HRH put up exterior signs and bright red lights on its facilities, red bows and bouquets that will stay up throughout the month of February, which is American Heart Month.
This is the 10th birthday for Go Red for Women and this year HRH is putting on a raffle to get hospital associates more involved.
“We have a raffle at lunchtime where we are giving away two Coach purses that were purchased by the cardiac rehab department,” Miller said. “All of the money will go back to the American Heart Association.”
Friday was also casual sticker day where staff members could buy a sticker to wear jeans and to wear red as well. All of the money from that will also go to the AHA.
Next week they’ll be going off-site to physician offices and immediate care facilities to raise awareness.
The hospital is also encouraging anyone having a pitch-in to make it themed around heart health food or red food, and is asking participants to take photos of them.
“We’re trying to brainstorm; we’re trying to think outside the box,” Donna Haggard, director of the cardiac cath (catheterization) lab and perianesthesia services said. “We want to continue to engage the staff and to give back to the American Heart Association.”
Both Haggard and Miller deal with heart health on a day to day basis. They’re involved with caring for patient population with heart disease. They attend luncheons and each year to continue to raise awareness and go further in involving hospital associates.
“They predict approximately 500,000 women die every year from heart disease,” Haggard said. “Risk factors that are controllable are smoking, exercising, weight loss ... if you hear that you’re cholesterol is high, then modify you’re eating habits so they’re reduced.”

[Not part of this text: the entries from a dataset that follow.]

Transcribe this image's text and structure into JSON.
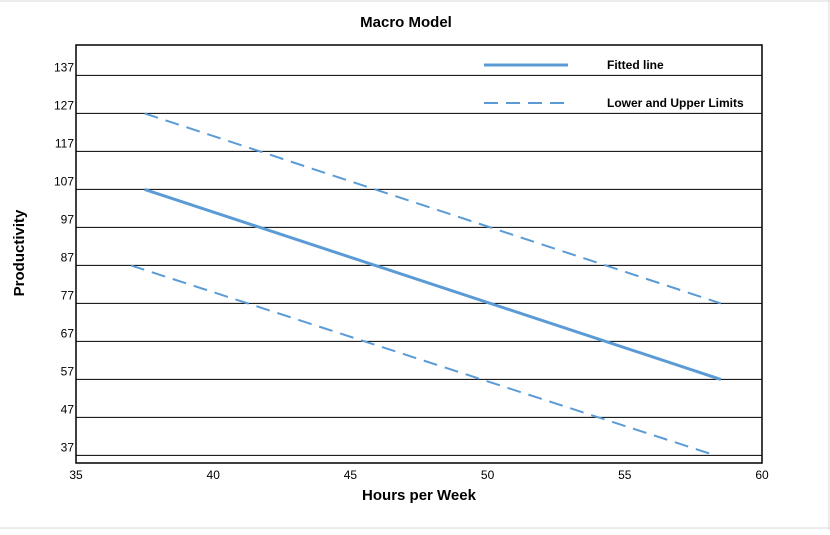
{
  "chart_data": {
    "type": "line",
    "title": "Macro Model",
    "xlabel": "Hours per Week",
    "ylabel": "Productivity",
    "xlim": [
      35,
      60
    ],
    "ylim": [
      35,
      145
    ],
    "x_ticks": [
      35,
      40,
      45,
      50,
      55,
      60
    ],
    "y_ticks": [
      37,
      47,
      57,
      67,
      77,
      87,
      97,
      107,
      117,
      127,
      137
    ],
    "grid": "horizontal",
    "legend_position": "top-right",
    "series_color": "#5b9bd5",
    "legend": [
      {
        "label": "Fitted line",
        "style": "solid"
      },
      {
        "label": "Lower and Upper Limits",
        "style": "dashed"
      }
    ],
    "series": [
      {
        "name": "Fitted line",
        "style": "solid",
        "x": [
          37.5,
          58.5
        ],
        "y": [
          107,
          57
        ]
      },
      {
        "name": "Upper Limit",
        "style": "dashed",
        "x": [
          37.5,
          58.5
        ],
        "y": [
          127,
          77
        ]
      },
      {
        "name": "Lower Limit",
        "style": "dashed",
        "x": [
          37.0,
          58.3
        ],
        "y": [
          87,
          37
        ]
      }
    ]
  }
}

There are those risk factors that are uncontrollable though too, such as age and family history. But Haggard encourages people to walk a bit more, or park further away from their work.
“People don’t realize how many women really are affected by heart disease, it kills more women than all of the cancers put together,” she said. “That’s why it’s so important to raise awareness; it’s near and dear to our hearts to get the word out there.”

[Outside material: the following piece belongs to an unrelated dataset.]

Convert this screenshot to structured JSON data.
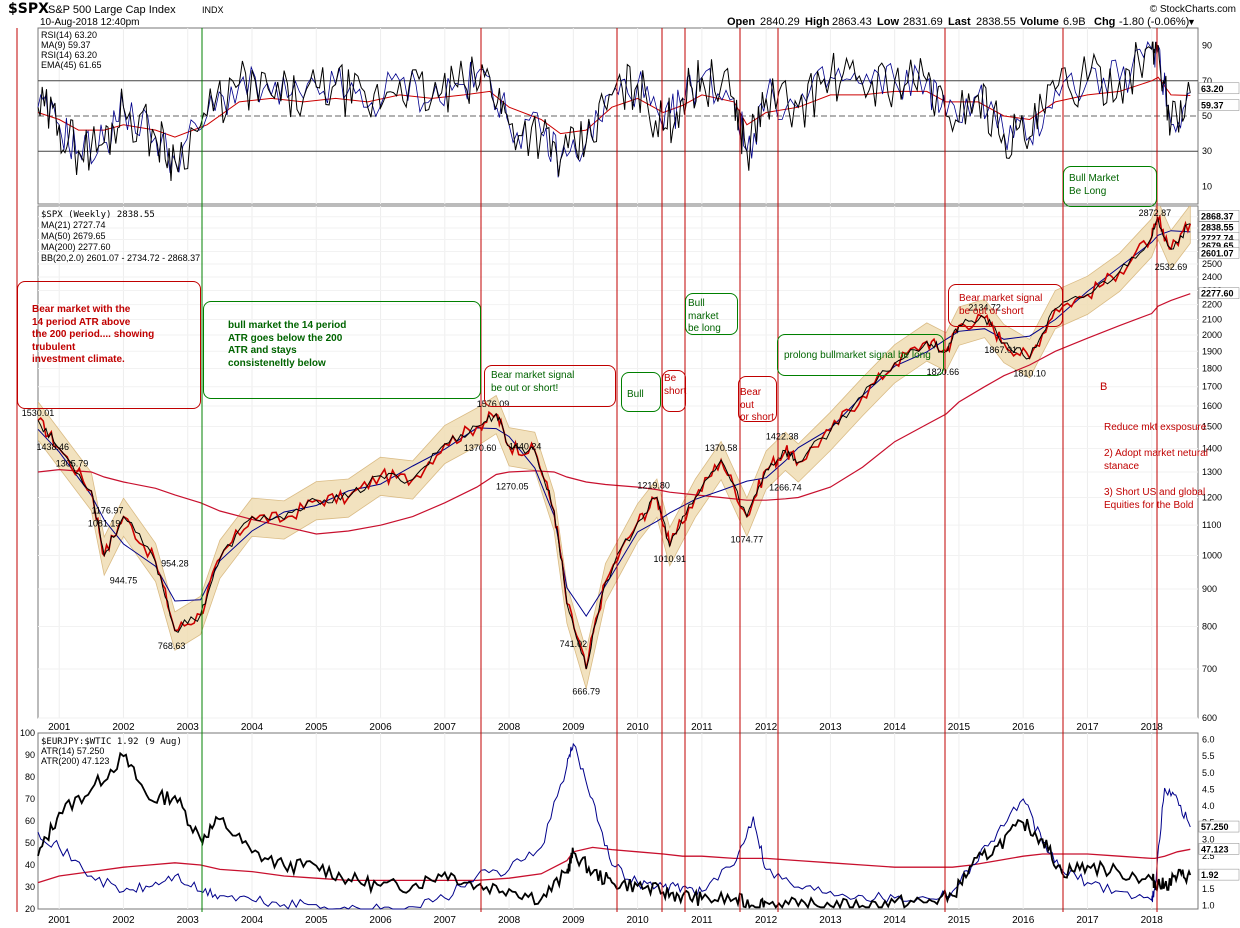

Some signs and symptoms that something may be wrong include shortness of breath, chest pains, fatigue, indigestion and abdominal pain.

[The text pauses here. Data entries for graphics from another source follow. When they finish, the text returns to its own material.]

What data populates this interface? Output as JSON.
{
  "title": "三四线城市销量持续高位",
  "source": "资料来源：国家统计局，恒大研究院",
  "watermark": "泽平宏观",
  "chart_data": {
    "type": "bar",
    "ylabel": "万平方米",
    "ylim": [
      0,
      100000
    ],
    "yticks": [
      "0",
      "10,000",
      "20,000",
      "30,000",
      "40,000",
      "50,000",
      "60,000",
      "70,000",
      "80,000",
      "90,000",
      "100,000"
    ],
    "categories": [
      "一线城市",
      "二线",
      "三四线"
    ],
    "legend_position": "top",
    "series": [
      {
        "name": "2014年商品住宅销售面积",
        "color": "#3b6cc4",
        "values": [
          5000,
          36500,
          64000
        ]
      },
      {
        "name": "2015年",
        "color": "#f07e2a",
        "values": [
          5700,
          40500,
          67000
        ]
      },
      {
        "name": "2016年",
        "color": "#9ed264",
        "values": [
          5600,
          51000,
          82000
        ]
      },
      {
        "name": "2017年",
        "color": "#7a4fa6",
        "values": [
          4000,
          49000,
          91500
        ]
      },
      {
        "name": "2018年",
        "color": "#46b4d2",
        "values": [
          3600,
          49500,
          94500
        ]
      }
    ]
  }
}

“We need to take the time out to care for ourselves, make ourselves the priority,” Miller said. “Women are used to being the caretakers for others that they put off getting the care for themselves.”
Throughout the month of February there are various luncheons for Heart Health Month. Next week Haggard is attending an all-day meeting where she will go to the Indiana Statehouse to meet with local congress people and talk about what’s going on at the state level with healthcare ad all the initiatives around healthcare in the state.